One woman was killed and 13 others were hurt in the Sept. 23, 2021 spree.

The Collierville community and many others around the state were shaken that day.

On Friday, they came together to show the community’s strength and share in the grief left behind by this tragedy.

Wes King, the son of slain victim Olivia King, remembers his mother as a woman who loved her community and stood strong in her faith and family.

“The hardest thing about the last year is to reconcile the fact that she’s gone and the undeniable fact that she shouldn’t be,” King said.

Collierville Fire Chief John Selberg will never forget that day.

He says the collaboration between police and fire was above and beyond.

“The store was not secure, but they went in and began that patient treatment immediately,” said Chief Selber. “What I saw that day, they saved several lives and that was one thing I was most proud about.”

Friday’s remembrance was also about recognizing and embracing the community’s grief.

Angela Hamblen-Kelly with Baptist Center for Good Grief says she’s seen this community come together and support one another over the last year.

“When we as a community experience trauma, we are pulled to each other,” said Hamblen-Kelly. “We want to be with each other.
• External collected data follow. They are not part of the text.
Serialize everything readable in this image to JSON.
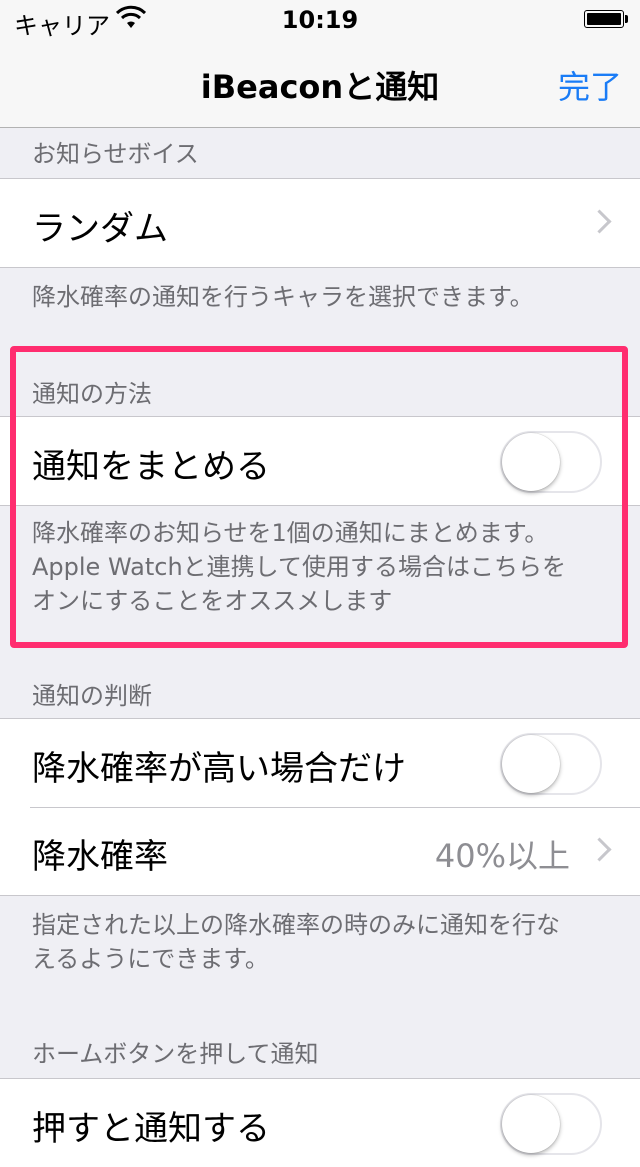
{
  "status_bar": {
    "carrier": "キャリア",
    "time": "10:19",
    "wifi_icon": "wifi-icon",
    "battery_icon": "battery-icon"
  },
  "nav": {
    "title": "iBeaconと通知",
    "done_label": "完了",
    "accent_color": "#1a7cf6"
  },
  "sections": {
    "voice": {
      "header": "お知らせボイス",
      "row_label": "ランダム",
      "footer": "降水確率の通知を行うキャラを選択できます。"
    },
    "method": {
      "header": "通知の方法",
      "row_label": "通知をまとめる",
      "toggle_on": false,
      "footer_lines": [
        "降水確率のお知らせを1個の通知にまとめます。",
        "Apple Watchと連携して使用する場合はこちらを",
        "オンにすることをオススメします"
      ]
    },
    "judgment": {
      "header": "通知の判断",
      "rows": [
        {
          "label": "降水確率が高い場合だけ",
          "toggle_on": false
        },
        {
          "label": "降水確率",
          "detail": "40%以上"
        }
      ],
      "footer_lines": [
        "指定された以上の降水確率の時のみに通知を行な",
        "えるようにできます。"
      ]
    },
    "home_button": {
      "header": "ホームボタンを押して通知",
      "row_label": "押すと通知する",
      "toggle_on": false
    }
  },
  "highlight_color": "#ff2d6f"
}
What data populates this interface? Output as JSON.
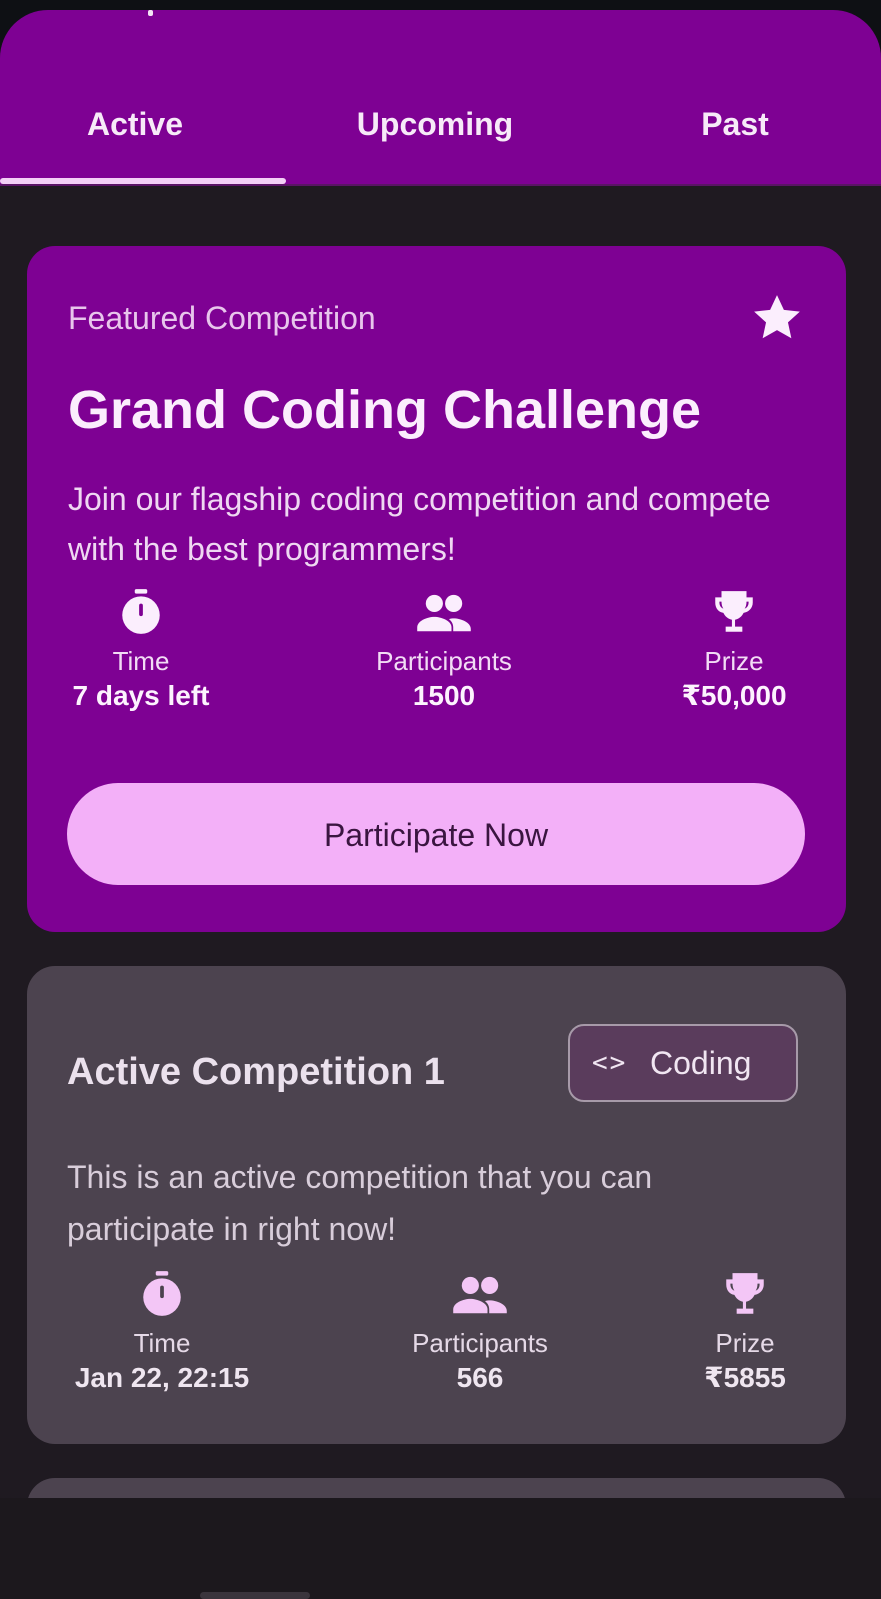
{
  "tabs": [
    {
      "label": "Active",
      "selected": true
    },
    {
      "label": "Upcoming",
      "selected": false
    },
    {
      "label": "Past",
      "selected": false
    }
  ],
  "featured": {
    "label": "Featured Competition",
    "title": "Grand Coding Challenge",
    "description": "Join our flagship coding competition and compete with the best programmers!",
    "icon": "star-icon",
    "stats": {
      "time": {
        "label": "Time",
        "value": "7 days left",
        "icon": "timer-icon"
      },
      "participants": {
        "label": "Participants",
        "value": "1500",
        "icon": "people-icon"
      },
      "prize": {
        "label": "Prize",
        "value": "₹50,000",
        "icon": "trophy-icon"
      }
    },
    "cta_label": "Participate Now"
  },
  "competitions": [
    {
      "title": "Active Competition 1",
      "category": {
        "label": "Coding",
        "icon_glyph": "<>",
        "icon": "code-icon"
      },
      "description": "This is an active competition that you can participate in right now!",
      "stats": {
        "time": {
          "label": "Time",
          "value": "Jan 22, 22:15",
          "icon": "timer-icon"
        },
        "participants": {
          "label": "Participants",
          "value": "566",
          "icon": "people-icon"
        },
        "prize": {
          "label": "Prize",
          "value": "₹5855",
          "icon": "trophy-icon"
        }
      }
    }
  ],
  "colors": {
    "primary": "#7e0193",
    "button": "#f3b0f8",
    "card": "#4c434f",
    "background": "#1f1a21"
  }
}
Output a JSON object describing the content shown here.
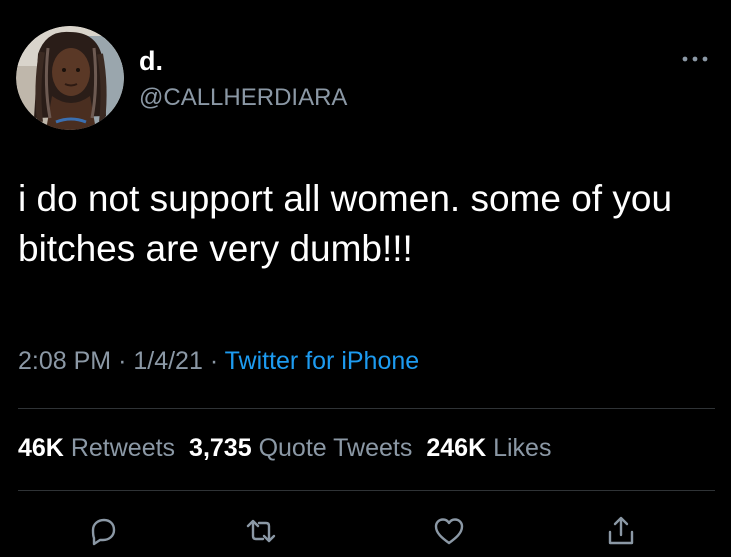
{
  "author": {
    "display_name": "d.",
    "handle": "@CALLHERDIARA",
    "avatar_icon": "profile-photo"
  },
  "more_icon": "ellipsis-icon",
  "tweet": {
    "text": "i do not support all women. some of you bitches are very dumb!!!",
    "time": "2:08 PM",
    "separator": "·",
    "date": "1/4/21",
    "source": "Twitter for iPhone"
  },
  "stats": {
    "retweets_count": "46K",
    "retweets_label": "Retweets",
    "quote_count": "3,735",
    "quote_label": "Quote Tweets",
    "likes_count": "246K",
    "likes_label": "Likes"
  },
  "actions": {
    "reply_icon": "reply-icon",
    "retweet_icon": "retweet-icon",
    "like_icon": "heart-icon",
    "share_icon": "share-icon"
  },
  "colors": {
    "background": "#000000",
    "primary_text": "#ffffff",
    "secondary_text": "#8b98a5",
    "accent": "#1d9bf0",
    "divider": "#2f3336"
  }
}
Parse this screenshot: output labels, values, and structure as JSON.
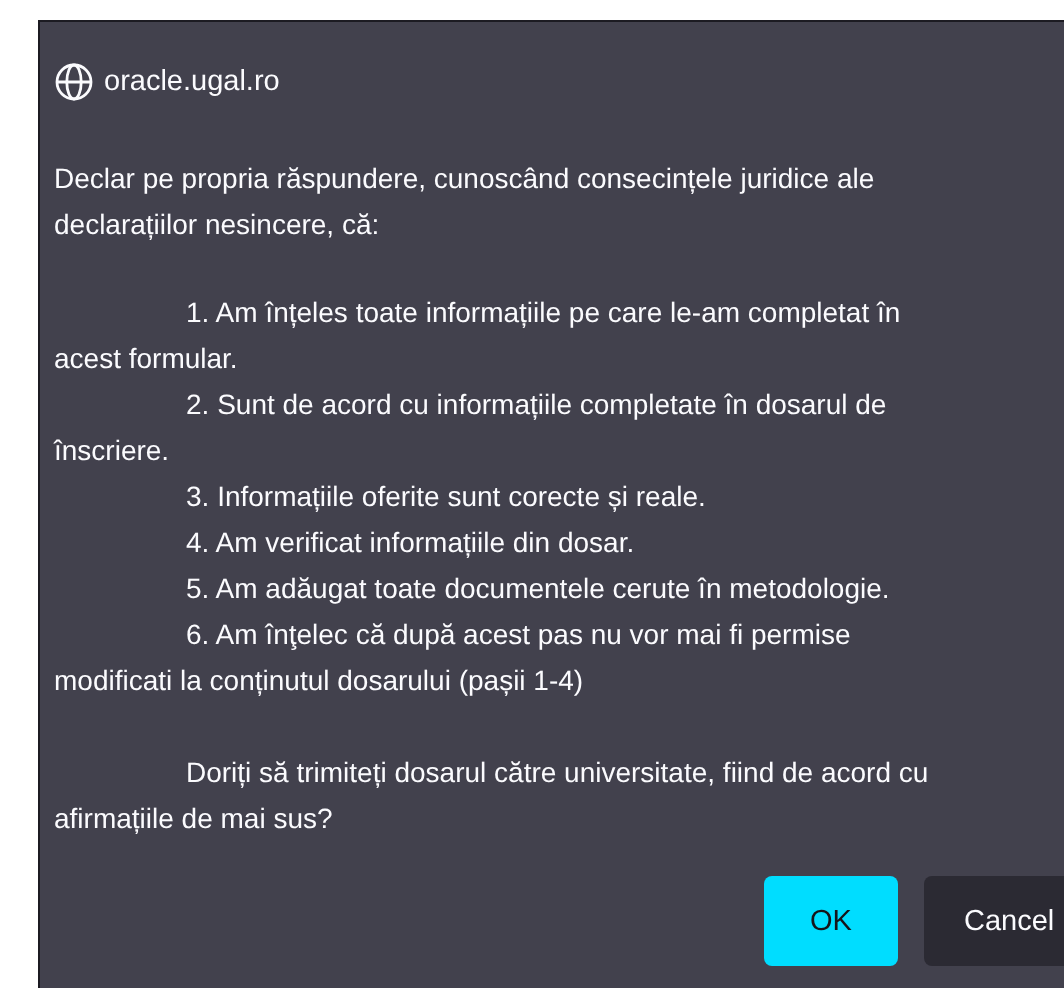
{
  "dialog": {
    "title": "oracle.ugal.ro",
    "intro": {
      "lines": [
        "Declar pe propria răspundere, cunoscând consecințele juridice ale",
        "declarațiilor nesincere, că:"
      ]
    },
    "items": [
      {
        "lines": [
          "1. Am înțeles toate informațiile pe care le-am completat în",
          "acest formular."
        ]
      },
      {
        "lines": [
          "2. Sunt de acord cu informațiile completate în dosarul de",
          "înscriere."
        ]
      },
      {
        "lines": [
          "3. Informațiile oferite sunt corecte și reale."
        ]
      },
      {
        "lines": [
          "4. Am verificat informațiile din dosar."
        ]
      },
      {
        "lines": [
          "5. Am adăugat toate documentele cerute în metodologie."
        ]
      },
      {
        "lines": [
          "6. Am înţelec că după acest pas nu vor mai fi permise",
          "modificati la conținutul dosarului (pașii 1-4)"
        ]
      }
    ],
    "question": {
      "lines": [
        "Doriți să trimiteți dosarul către universitate, fiind de acord cu",
        "afirmațiile de mai sus?"
      ]
    },
    "buttons": [
      {
        "label": "OK",
        "kind": "primary"
      },
      {
        "label": "Cancel",
        "kind": "secondary"
      }
    ]
  }
}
We want to be with people who have that shared pain, that shared experience. And that’s what healing is. It comes through sharing and allowing other people to carry your grief.”

One year after losing his mother, King thanked the people of Collierville for their love and support.

He shared a message for change so this doesn’t happen to another family:

“Let’s remember the things that happen in our culture that lead to these events and ask what can we do,” King said. “What can we do differently? Because clearly what we’re doing is not working, and I think that starts with prayer. I think that start’s with forgiveness. I think that starts with love. Real love. God’s love.”

The Shelby County Crime Victims and Rape Crisis Center along with the Baptist Center for Good Grief provided resources for the community.